3-Day Sickness Warning for Cattle in NSW
On the NSW North Coast, cattle are showing signs of Bovine Ephemeral Fever, popularly known as three-day sickness.
Laboratory testing has verified the illness in animals over the northern rivers and far north coast. The disease is predicted to spread south as the season develops.
Three-day sickness is an insect-borne virus that produces a high temperature and muscle and joint pain in cattle. On the North Coast, it is typically found in cattle between the ages of 6 months and 2 years, but adult cattle from outside the region can also be affected.
Some cattle, particularly bulls and heavier-conditioned calves, may collapse and require several days to recover. Heavier cattle are more likely to develop secondary issues as a result of being down. Cows that are pregnant may miscarry, and bulls may become sterile for up to six months. Lactating cows' milk production might reduce dramatically.
The virus appears on the North Coast throughout the summer when the population of biting insects that carry it grows. Following the recent rainfall in the region, the occurrence of the disease is likely to increase, creating favourable conditions for bug populations to grow rapidly.
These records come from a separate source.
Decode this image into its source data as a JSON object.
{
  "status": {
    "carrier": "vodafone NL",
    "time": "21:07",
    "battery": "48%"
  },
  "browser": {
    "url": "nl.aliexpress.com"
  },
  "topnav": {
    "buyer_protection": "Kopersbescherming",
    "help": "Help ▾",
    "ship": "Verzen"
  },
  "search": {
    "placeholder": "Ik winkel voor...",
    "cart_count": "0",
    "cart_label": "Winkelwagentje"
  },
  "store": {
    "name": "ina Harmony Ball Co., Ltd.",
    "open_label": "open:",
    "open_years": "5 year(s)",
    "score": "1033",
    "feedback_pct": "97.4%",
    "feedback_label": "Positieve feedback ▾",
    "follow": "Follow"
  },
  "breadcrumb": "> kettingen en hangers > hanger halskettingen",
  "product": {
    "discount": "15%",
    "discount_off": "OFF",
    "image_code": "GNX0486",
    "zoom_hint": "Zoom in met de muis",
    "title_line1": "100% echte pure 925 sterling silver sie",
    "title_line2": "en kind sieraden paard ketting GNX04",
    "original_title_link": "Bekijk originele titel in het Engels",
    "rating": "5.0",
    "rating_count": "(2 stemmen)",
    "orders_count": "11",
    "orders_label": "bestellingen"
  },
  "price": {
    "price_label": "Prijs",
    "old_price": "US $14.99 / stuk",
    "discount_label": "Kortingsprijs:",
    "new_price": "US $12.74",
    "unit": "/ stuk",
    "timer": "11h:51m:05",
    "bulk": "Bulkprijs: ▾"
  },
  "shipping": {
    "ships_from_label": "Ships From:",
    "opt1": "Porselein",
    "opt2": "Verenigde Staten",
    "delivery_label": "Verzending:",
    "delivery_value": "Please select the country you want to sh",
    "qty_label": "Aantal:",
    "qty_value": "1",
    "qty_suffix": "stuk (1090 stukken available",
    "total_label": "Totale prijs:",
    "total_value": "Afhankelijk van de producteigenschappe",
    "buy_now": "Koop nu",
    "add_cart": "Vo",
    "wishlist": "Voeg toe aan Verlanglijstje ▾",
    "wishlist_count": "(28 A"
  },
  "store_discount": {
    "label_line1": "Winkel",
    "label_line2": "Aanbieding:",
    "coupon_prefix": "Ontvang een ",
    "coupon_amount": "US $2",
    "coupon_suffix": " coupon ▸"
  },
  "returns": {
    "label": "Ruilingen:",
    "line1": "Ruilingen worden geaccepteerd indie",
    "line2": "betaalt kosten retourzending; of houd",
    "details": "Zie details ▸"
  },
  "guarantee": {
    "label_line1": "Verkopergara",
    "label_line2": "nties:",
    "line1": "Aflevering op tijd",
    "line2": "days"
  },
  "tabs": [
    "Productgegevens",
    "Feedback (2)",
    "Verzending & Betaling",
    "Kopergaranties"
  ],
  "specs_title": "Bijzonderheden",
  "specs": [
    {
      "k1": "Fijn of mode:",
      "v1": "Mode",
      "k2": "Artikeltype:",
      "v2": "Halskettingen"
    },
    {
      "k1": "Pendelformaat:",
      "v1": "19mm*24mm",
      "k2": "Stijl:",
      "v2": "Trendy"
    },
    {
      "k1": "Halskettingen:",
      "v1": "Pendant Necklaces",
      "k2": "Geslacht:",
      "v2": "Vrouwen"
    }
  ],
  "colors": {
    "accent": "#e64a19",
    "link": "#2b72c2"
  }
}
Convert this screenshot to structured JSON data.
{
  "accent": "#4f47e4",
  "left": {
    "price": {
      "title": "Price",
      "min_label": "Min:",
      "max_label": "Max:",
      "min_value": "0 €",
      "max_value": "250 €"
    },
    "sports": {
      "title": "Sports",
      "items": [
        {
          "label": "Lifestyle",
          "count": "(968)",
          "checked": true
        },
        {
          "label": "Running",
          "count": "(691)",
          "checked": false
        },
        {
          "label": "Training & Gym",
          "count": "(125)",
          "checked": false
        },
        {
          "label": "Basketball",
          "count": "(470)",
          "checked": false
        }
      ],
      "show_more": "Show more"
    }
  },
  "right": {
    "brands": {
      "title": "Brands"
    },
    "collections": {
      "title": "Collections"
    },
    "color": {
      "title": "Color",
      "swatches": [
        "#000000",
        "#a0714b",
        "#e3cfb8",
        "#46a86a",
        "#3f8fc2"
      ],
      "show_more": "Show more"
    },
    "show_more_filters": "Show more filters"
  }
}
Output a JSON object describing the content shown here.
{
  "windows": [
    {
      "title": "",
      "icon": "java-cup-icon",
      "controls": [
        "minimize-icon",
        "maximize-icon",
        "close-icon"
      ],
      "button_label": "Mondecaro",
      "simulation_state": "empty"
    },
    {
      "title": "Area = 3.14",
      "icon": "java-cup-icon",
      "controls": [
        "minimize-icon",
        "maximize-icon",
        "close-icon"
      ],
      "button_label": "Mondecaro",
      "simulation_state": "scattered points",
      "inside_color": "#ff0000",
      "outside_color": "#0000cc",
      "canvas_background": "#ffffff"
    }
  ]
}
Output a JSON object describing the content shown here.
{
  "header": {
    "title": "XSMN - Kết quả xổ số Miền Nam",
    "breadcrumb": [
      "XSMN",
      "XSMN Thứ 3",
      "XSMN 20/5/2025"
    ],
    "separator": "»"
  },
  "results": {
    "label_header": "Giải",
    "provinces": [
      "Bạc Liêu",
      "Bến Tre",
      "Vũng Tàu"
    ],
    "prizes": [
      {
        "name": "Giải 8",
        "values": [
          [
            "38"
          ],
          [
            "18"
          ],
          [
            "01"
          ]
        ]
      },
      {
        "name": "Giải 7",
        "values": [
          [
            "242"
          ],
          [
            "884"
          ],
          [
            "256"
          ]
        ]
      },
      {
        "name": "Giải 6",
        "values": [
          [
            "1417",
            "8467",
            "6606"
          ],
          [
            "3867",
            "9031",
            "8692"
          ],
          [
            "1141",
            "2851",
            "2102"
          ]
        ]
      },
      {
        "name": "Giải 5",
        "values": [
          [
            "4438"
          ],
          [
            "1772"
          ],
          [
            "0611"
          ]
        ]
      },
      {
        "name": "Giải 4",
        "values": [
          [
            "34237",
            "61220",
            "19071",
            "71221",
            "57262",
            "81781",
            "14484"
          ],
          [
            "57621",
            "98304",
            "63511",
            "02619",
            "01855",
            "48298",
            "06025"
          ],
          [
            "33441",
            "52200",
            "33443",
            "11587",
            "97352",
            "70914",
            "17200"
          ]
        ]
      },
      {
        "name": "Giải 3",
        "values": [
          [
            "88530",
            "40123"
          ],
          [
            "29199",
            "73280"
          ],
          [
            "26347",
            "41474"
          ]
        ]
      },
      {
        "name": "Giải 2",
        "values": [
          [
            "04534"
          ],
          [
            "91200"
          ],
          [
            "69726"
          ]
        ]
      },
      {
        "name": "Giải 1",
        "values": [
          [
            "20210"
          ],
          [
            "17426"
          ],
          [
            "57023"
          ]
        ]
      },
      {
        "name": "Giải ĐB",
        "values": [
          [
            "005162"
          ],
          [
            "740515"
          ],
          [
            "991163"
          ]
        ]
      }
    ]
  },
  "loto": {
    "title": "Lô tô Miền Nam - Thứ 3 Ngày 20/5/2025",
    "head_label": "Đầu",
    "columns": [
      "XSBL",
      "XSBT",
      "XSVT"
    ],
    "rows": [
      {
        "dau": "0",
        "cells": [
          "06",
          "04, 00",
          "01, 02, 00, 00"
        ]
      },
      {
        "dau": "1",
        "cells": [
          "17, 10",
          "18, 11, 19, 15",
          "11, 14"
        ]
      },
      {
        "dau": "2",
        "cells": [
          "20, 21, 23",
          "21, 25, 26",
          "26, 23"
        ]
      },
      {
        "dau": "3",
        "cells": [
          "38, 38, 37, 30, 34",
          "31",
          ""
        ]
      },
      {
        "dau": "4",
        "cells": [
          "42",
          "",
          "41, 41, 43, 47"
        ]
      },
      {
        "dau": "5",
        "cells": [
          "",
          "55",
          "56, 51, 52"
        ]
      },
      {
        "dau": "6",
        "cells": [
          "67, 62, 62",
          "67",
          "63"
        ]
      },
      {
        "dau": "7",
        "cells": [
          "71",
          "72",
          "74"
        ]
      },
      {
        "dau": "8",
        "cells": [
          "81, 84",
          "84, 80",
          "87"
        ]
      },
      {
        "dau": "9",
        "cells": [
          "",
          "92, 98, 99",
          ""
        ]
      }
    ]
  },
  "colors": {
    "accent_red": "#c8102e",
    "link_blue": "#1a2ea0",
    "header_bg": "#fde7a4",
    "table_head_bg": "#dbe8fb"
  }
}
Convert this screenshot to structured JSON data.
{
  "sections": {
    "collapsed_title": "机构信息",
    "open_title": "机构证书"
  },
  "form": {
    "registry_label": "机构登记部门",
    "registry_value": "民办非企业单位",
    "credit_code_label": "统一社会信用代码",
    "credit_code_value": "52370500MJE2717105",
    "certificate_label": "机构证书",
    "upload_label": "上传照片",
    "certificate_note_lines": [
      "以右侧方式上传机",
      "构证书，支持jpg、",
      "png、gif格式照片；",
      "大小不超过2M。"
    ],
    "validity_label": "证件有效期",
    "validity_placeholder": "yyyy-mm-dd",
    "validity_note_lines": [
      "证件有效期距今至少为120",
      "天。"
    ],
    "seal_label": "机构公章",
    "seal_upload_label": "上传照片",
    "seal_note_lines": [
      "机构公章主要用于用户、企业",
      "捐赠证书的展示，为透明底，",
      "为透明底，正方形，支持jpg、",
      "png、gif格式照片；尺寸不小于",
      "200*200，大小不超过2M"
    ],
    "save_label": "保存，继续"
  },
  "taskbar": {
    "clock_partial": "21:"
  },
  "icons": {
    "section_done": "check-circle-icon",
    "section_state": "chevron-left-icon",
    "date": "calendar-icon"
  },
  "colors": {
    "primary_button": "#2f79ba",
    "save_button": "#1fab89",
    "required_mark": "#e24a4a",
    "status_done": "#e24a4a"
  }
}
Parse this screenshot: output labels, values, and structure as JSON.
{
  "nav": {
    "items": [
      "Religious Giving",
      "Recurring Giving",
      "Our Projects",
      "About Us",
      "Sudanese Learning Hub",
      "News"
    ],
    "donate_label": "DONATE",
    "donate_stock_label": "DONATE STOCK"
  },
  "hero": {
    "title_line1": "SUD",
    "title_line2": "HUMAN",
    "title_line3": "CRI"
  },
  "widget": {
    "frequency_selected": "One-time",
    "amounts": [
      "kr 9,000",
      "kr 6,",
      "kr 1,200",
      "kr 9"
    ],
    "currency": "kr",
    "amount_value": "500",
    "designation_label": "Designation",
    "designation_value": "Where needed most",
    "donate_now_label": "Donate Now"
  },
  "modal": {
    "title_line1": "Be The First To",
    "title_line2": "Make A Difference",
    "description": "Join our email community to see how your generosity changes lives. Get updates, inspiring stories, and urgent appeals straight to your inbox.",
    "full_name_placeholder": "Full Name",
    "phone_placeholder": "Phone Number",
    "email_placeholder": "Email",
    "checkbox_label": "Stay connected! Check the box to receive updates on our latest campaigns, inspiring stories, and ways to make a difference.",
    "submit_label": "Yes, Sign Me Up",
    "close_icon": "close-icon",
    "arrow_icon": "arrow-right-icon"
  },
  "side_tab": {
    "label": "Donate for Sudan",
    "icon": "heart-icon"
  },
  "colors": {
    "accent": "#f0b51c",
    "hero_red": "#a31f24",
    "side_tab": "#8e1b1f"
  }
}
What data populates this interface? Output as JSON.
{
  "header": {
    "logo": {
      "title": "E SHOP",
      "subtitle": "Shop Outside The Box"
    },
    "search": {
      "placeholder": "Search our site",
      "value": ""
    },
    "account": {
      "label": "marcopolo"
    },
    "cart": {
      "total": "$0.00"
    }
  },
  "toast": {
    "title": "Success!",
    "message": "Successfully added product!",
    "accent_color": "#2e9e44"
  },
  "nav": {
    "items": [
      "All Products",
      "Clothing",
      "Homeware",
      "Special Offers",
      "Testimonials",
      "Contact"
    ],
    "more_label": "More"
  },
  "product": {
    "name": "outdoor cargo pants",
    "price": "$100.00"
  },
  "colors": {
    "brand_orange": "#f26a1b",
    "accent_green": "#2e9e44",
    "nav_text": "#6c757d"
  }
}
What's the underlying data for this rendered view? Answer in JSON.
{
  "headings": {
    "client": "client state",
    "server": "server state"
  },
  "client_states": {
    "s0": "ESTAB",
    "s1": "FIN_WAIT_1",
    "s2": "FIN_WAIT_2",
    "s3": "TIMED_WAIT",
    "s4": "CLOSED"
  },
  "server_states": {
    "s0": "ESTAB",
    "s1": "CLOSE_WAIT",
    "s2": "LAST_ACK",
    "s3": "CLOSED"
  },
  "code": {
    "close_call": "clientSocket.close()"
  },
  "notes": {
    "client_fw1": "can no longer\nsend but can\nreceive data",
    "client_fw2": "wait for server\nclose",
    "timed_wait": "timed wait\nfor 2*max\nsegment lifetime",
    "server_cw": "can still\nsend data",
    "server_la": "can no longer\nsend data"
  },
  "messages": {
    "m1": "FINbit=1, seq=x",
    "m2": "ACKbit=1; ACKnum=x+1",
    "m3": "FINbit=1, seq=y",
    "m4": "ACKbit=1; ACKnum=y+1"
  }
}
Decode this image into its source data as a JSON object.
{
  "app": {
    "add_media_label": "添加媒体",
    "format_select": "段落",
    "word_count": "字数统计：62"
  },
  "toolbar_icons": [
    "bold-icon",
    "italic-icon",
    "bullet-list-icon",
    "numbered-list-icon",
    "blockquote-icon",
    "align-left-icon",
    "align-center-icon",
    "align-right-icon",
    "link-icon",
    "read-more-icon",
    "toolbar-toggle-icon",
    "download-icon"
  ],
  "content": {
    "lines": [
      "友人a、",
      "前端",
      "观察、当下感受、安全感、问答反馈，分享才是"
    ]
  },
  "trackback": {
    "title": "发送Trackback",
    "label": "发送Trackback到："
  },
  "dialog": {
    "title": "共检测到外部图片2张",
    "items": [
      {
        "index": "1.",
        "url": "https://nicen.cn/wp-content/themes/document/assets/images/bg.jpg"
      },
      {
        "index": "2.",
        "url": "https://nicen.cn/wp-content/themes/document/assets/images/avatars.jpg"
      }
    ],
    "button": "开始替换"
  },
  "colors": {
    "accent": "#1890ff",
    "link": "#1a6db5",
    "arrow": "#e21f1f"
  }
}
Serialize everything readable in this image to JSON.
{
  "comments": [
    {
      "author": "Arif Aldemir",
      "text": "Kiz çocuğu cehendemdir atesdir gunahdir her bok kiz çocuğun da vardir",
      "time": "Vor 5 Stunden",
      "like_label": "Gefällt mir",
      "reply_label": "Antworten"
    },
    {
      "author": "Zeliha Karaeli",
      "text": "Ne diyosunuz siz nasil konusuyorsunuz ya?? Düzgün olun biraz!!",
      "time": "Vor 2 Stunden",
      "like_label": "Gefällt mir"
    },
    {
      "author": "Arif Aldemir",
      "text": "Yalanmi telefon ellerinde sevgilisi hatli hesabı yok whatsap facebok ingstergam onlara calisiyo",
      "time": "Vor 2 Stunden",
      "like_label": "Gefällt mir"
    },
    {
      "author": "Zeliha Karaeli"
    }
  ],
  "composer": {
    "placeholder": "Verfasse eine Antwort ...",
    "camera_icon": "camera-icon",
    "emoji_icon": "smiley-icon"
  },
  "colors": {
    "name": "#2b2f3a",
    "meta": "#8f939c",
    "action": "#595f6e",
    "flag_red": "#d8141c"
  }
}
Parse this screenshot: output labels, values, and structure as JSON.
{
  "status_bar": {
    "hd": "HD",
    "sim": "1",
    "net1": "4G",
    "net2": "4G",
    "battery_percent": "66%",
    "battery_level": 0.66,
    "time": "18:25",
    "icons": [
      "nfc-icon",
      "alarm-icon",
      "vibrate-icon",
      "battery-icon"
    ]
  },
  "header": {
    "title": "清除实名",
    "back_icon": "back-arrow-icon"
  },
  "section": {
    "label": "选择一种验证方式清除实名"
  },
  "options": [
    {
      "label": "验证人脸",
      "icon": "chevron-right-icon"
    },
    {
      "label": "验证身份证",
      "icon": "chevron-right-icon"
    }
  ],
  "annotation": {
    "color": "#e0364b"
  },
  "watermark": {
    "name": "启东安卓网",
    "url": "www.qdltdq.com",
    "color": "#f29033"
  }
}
Producers are encouraged to seek veterinarian guidance, and medicine is particularly successful in lowering fever and relieving muscle and joint pain. With minimal weight loss, recovery is usually faster. There are various additional disorders that might mimic three-day sickness and require different treatment, therefore veterinarian diagnosis is critical.
A paddock with plenty of shade, water, and feed, as well as a lack of steep slopes, is good for cow recovery. To assist prevent additional issues, sick cattle should be given shade, water, and feed, and turned or elevated twice daily.
Newly recovered cattle should not be transported to abattoirs for many weeks to allow the body to heal and avoid downgrades from any remaining muscular damage. Any withholding periods must be observed if therapies have been administered.
A vaccination is available, and its usage is suggested for bulls and any cattle imported from locations where the virus does not ordinarily occur. In places where the virus is already active, the vaccine is unlikely to provide protection; but, in more southern areas, the vaccine may still provide protection before the virus arrives.